Monique Fiso is a modern-day food warrior, taking Maori cuisine to the world.
After years overseas in Michelin-star restaurants, Monique returned to Aotearoa to begin Hiakai, an innovative pop-up venture that’s now a revered, award-winning restaurant in Wellington.
Monique has also gone on to feature on Netflix’s ‘The Final Table’, alongside 19 other international chefs, with Hiakai being lauded by the Wall Street Journal, New York Times, Los Angeles Times, National Geographic, Forbes and TIME magazine, which named Hiakai in 2019 as one of the ‘100 Greatest Places’ in the world.
This book is just as unforgettable: ranging between history, tradition and tikanga, as well as Monique’s personal journey of self-discovery, it tells the story of kai Maori, provides foraging and usage notes, an illustrated ingredient directory, and over 30 breathtaking recipes that give this ancient knowledge new life.
Hiakai offers up food to behold, to savour, to celebrate.
Hiakai, Modern Maori Cuisine
Monique Fiso
RHNZ Godwit
Supplied by Penguin Random House New Zealand
Reviewed by Stephen Litten
Hiakai is both the Maori word for hungry and a noted restaurant in Wellington. Monique Fiso has credentials – she started with Martin Bosley, worked in Michelin-starred restaurants in New York. and focused on Maori cuisine after returning to New Zealand in 2016. As with any cookbook, there are photos of ingredients, finished dishes, and Fiso out foraging for wild goodies.
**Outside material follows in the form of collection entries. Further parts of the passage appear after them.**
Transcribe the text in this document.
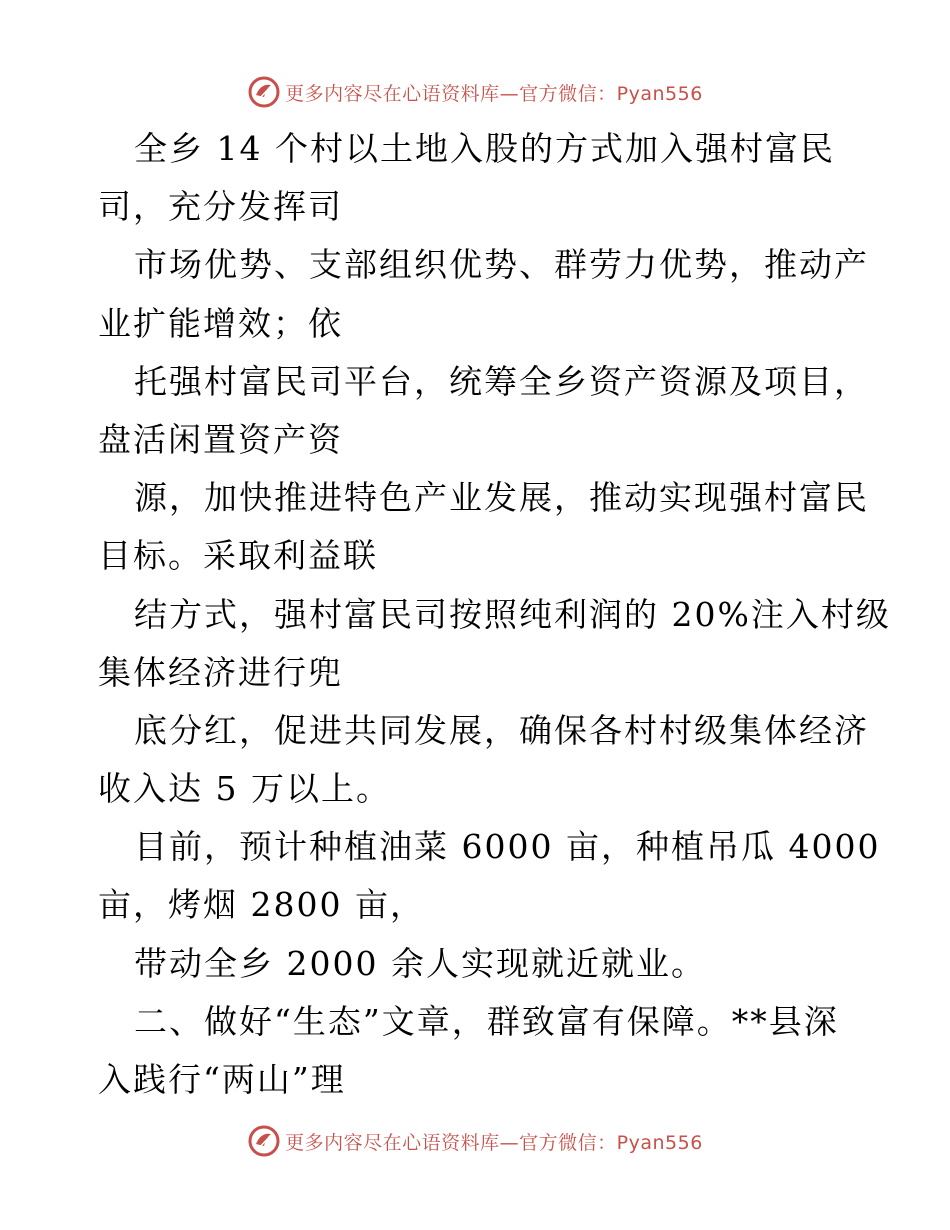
更多内容尽在心语资料库—官方微信：Pyan556
全乡 14 个村以土地入股的方式加入强村富民
司，充分发挥司
市场优势、支部组织优势、群劳力优势，推动产
业扩能增效；依
托强村富民司平台，统筹全乡资产资源及项目，
盘活闲置资产资
源，加快推进特色产业发展，推动实现强村富民
目标。采取利益联
结方式，强村富民司按照纯利润的 20%注入村级
集体经济进行兜
底分红，促进共同发展，确保各村村级集体经济
收入达 5 万以上。
目前，预计种植油菜 6000 亩，种植吊瓜 4000
亩，烤烟 2800 亩，
带动全乡 2000 余人实现就近就业。
二、做好“生态”文章，群致富有保障。**县深
入践行“两山”理
更多内容尽在心语资料库—官方微信：Pyan556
Hiakai is modern Maori cuisine. So, don’t expect recipes featuring tui, sealion, or Ngati Lost-the-War as you would be prosecuted for trying (as would they for promoting it), nor anything for hangi, boil-ups, or fry bread. Actually, that last one does make it in, but the bread ain’t plain rewena – it’s fancy! And that is the thrust of this book – modern. Just because the recipes are “Maori”, there is no need to tie them to pre-contact ingredients.
The book is divided into three broad sections: beginnings, ingredients, recipes. Naturally, there are further subdivisions, particularly with the recipes. For those wishing to recreate some of these recipes at home, you will need a mixture of patience, fitness, and observational skills – finding hakeke (wood-ear mushroom) in the shops is not a starter. Hiakai the restaurant is apparently highly successful and has attracted international attention. Unfortunately for me, this book arrived during lockdown so neither I nor a suitable stunt double have managed to get along to Wallace St in Mt Cook to sample the wares first-hand. But that is going to change.
I recommend this book. It breaks the stereotypes of Maori cooking and the recipes are fairly straight forward. Sourcing some of the ingredients may suit those with an interest in New Zealand flora more than others, but isn’t that half the fun of “ethnic” cuisine – shopping somewhere other than Countdown? Buy, try, surprise yourself. Thank you to RHNZ/Godwit for the review copy.